Le immagini, che scorrono drammaticamente sotto i nostri occhi a partire dalla vigilia di Ferragosto, denunciano l’abbandono di un percorso di modernizzazione del nostro Paese rappresentato e celebrato al livello più alto dal viadotto genovese. Un abbandono che, ancor prima che nelle mancate azioni di manutenzione e adeguamento, si esprime in un pensiero mirato a mettere sotto accusa ogni approccio sperimentale alla progettazione – che della modernità è certamente cifra caratteristica – sollevando dubbi addirittura sulla competenza di Riccardo Morandi nella concezione dell’opera.
È allora importante precisare che il viadotto di Genova rappresenta a tutti gli effetti, oltreché testimonianza significativa di un’epoca feconda della nostra storia, un’indiscutibile eccellenza italiana da trattare con profondo rispetto.
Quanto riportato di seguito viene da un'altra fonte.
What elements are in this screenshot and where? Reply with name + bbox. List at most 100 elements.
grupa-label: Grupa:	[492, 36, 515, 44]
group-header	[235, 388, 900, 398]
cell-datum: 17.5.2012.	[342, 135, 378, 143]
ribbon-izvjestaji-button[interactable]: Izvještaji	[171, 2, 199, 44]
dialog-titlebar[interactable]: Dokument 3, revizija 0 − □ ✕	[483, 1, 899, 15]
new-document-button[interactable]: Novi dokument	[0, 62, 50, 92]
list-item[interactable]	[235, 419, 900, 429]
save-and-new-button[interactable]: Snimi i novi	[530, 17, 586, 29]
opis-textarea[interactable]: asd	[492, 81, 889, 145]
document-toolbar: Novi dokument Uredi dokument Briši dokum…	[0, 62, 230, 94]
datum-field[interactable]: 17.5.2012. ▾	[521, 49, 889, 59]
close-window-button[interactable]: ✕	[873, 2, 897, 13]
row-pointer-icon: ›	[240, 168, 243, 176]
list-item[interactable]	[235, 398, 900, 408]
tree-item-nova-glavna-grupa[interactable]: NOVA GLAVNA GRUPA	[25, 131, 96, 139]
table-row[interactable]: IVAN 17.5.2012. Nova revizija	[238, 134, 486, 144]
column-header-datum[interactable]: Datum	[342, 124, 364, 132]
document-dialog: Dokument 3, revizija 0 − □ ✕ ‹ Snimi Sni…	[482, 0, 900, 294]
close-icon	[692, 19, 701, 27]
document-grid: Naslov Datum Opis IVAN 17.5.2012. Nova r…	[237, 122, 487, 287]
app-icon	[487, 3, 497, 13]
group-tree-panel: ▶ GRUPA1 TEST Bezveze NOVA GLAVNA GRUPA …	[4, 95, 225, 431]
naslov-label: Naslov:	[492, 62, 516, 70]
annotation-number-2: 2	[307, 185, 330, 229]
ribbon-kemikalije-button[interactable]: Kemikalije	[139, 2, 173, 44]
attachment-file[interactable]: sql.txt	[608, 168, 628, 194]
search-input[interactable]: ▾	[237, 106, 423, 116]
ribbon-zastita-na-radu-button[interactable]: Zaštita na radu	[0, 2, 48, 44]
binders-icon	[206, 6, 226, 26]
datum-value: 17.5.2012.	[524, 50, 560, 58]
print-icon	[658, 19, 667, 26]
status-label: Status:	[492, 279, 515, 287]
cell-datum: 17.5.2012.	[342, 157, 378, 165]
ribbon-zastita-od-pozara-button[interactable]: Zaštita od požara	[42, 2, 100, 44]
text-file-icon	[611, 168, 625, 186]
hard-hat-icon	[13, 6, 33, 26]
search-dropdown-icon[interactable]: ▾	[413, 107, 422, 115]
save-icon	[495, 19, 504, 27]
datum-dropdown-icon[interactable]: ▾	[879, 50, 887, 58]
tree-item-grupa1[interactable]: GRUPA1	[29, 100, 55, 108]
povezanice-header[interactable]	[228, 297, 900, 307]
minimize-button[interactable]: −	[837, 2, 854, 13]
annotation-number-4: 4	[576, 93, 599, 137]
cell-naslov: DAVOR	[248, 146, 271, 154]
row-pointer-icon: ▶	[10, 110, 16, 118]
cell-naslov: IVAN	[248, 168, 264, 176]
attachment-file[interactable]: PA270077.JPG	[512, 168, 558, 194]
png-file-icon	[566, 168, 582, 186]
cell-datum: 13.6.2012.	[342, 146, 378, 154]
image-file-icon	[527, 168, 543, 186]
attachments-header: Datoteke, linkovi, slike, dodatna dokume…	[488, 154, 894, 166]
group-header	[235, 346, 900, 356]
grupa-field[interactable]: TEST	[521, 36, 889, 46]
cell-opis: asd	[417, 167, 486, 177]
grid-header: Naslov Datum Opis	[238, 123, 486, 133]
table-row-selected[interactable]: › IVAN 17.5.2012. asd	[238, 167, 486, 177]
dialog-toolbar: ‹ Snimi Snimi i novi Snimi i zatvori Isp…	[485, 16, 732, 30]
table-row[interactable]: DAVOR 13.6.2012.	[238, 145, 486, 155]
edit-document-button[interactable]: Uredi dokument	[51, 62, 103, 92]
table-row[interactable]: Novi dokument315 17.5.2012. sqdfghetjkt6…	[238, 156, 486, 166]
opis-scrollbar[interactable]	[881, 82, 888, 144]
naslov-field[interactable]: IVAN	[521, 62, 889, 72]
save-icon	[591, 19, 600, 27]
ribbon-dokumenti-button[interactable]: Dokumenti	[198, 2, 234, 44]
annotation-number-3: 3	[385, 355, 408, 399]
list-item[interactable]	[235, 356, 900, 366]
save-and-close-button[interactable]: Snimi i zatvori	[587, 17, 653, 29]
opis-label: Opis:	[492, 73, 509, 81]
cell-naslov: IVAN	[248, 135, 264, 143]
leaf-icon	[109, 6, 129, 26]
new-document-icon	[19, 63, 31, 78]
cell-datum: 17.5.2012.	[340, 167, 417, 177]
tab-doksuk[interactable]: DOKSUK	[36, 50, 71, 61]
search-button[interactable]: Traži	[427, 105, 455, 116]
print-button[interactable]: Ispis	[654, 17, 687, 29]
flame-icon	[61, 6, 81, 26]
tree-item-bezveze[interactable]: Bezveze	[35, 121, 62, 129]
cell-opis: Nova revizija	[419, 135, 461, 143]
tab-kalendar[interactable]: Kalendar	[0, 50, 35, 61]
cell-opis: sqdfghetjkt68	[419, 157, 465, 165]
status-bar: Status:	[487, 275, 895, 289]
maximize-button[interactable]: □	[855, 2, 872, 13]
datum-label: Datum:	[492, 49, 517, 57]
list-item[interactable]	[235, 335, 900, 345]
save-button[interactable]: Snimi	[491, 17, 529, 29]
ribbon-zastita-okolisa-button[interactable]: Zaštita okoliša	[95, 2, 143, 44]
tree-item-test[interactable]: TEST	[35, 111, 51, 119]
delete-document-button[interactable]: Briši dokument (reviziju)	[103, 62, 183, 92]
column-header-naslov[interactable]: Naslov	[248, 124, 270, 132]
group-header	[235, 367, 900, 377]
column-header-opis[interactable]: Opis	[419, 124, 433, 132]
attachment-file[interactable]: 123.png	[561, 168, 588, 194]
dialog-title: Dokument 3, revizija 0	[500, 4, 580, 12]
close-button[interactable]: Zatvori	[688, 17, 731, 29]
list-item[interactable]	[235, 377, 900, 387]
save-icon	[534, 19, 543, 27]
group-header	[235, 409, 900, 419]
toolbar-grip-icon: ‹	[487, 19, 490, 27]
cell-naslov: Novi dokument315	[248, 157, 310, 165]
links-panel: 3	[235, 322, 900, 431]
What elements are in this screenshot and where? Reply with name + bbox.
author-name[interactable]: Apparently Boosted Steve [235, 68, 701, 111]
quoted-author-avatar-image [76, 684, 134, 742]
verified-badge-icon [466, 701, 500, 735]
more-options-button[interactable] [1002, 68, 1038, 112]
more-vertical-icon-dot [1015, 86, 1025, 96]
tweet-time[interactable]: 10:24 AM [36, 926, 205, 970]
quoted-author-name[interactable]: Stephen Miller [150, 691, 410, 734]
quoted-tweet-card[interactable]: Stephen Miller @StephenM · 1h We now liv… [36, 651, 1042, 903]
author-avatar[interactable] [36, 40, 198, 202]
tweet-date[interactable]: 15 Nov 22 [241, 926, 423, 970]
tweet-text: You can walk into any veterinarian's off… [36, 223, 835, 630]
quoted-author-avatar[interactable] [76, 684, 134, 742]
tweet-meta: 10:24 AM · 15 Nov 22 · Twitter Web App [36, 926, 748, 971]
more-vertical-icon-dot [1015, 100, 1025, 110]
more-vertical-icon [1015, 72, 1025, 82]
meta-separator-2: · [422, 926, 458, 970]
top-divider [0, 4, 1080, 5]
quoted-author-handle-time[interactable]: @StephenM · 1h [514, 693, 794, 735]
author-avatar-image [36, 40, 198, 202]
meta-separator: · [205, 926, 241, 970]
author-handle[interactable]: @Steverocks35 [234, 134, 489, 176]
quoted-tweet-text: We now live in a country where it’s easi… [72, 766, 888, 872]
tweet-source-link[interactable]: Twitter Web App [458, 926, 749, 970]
Pertanto, ove la campagna di indagini in corso non abbia a rivelarne l’impraticabilità, l’ipotesi di rinforzare le strutture ancora efficienti, adeguandole e collegandole con un nuovo ponte in acciaio sul Polcevera dalla forma chiaramente distinta, appare non solo l’unica soluzione realistica in tempi stretti, ma anche quella che meglio risponde ai più avanzati criteri di restauro e integrazione dei beni architettonici.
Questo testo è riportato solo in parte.